Più protezione per cittadini e imprese e nuove norme contro il traffico illecito di armi

Commissione EuropeaLa Commissione presenta una nuova agenda antiterrorismo e una proposta di norme a livello dell’UE contro il traffico illecito di armi da fuoco

La Commissione europea ha presentato oggi una nuova agenda per la prevenzione e la lotta al terrorismo, che traccia il percorso da seguire per rafforzare la risposta collettiva dell’Europa all’evoluzione delle minacce terroristiche ed estremiste violente.

Negli ultimi dieci anni l’UE ha rafforzato la propria risposta al terrorismo e all’estremismo violento.
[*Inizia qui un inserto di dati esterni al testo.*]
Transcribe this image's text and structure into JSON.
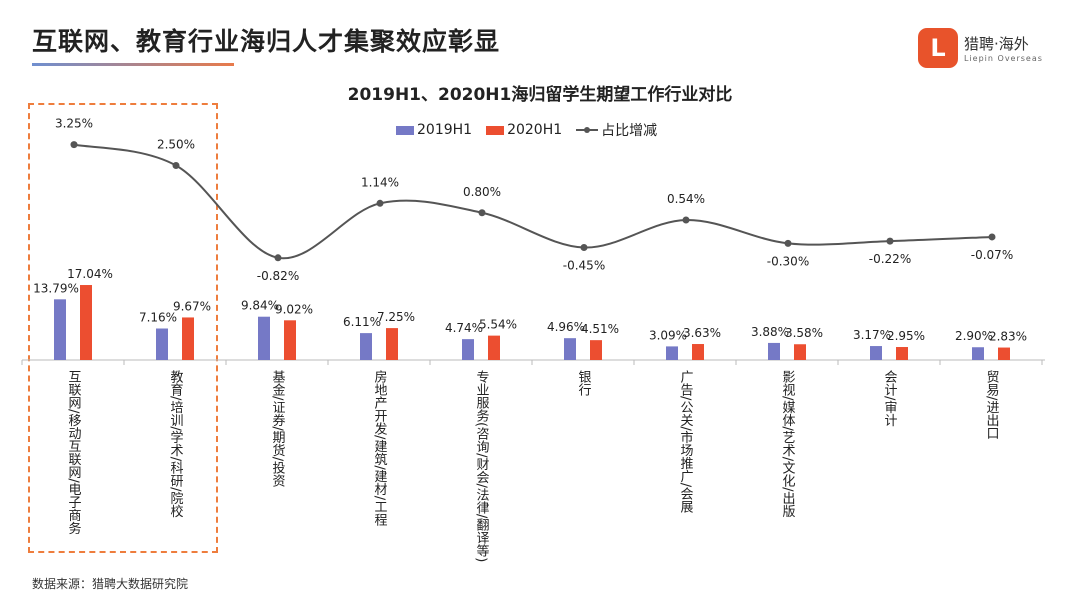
{
  "header": {
    "title": "互联网、教育行业海归人才集聚效应彰显",
    "logo_text": "猎聘·海外",
    "logo_sub": "Liepin Overseas",
    "logo_mark": "L"
  },
  "footer": {
    "source": "数据来源：猎聘大数据研究院"
  },
  "colors": {
    "s2019": "#7579c6",
    "s2020": "#ec4e30",
    "line": "#555555",
    "highlight": "#ee7d3d"
  },
  "chart_data": {
    "type": "bar+line",
    "title": "2019H1、2020H1海归留学生期望工作行业对比",
    "categories": [
      "互联网/移动互联网/电子商务",
      "教育/培训/学术/科研/院校",
      "基金/证券/期货/投资",
      "房地产开发/建筑/建材/工程",
      "专业服务(咨询/财会/法律/翻译等)",
      "银行",
      "广告/公关/市场推广/会展",
      "影视/媒体/艺术/文化/出版",
      "会计/审计",
      "贸易/进出口"
    ],
    "series": [
      {
        "name": "2019H1",
        "type": "bar",
        "values": [
          13.79,
          7.16,
          9.84,
          6.11,
          4.74,
          4.96,
          3.09,
          3.88,
          3.17,
          2.9
        ]
      },
      {
        "name": "2020H1",
        "type": "bar",
        "values": [
          17.04,
          9.67,
          9.02,
          7.25,
          5.54,
          4.51,
          3.63,
          3.58,
          2.95,
          2.83
        ]
      },
      {
        "name": "占比增减",
        "type": "line",
        "values": [
          3.25,
          2.5,
          -0.82,
          1.14,
          0.8,
          -0.45,
          0.54,
          -0.3,
          -0.22,
          -0.07
        ]
      }
    ],
    "unit": "%",
    "legend": "top",
    "grid": false,
    "highlighted_categories": [
      0,
      1
    ]
  }
}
Tuttavia, la natura in continua evoluzione di tali minacce richiede un’azione adeguata e più incisiva. L’agenda, iniziativa faro nell’ambito della strategia europea di sicurezza interna ProtectEU, propone un ampio ventaglio di iniziative intersettoriali per rafforzare la preparazione e la capacità di risposta, proteggendo meglio cittadini e imprese dell’UE dai danni.

La Commissione propone di aumentare la capacità di previsione e la resilienza dell’UE, rafforzare la sicurezza delle persone online e offline e intensificare la cooperazione con i partner internazionali. L’agenda prevede misure per conseguire tali obiettivi articolate in sei pilastri fondamentali, sui quali è possibile trovare maggiori informazioni nel comunicato stampa e nella scheda informativa disponibili online.

La Commissione presenta oggi anche una proposta di direttiva per contrastare il traffico di armi da fuoco e altri reati connessi nell’UE. Si tratta della prima iniziativa legislativa adottata nell’ambito della strategia europea di sicurezza interna ProtectEU.

Le armi da fuoco illegali rappresentano una grave minaccia per la sicurezza pubblica, facilitando il terrorismo, la criminalità organizzata, la violenza delle bande e altri reati gravi. Questo rischio è ulteriormente amplificato da sviluppi tecnologici come la stampa 3D e dall’evoluzione delle minacce provenienti dall’esterno dei confini dell’UE, che richiedono una maggiore preparazione da parte dell’Unione. Maggiori informazioni sulla proposta sono disponibili in un comunicato stampa e in una scheda informativa, entrambi disponibili online.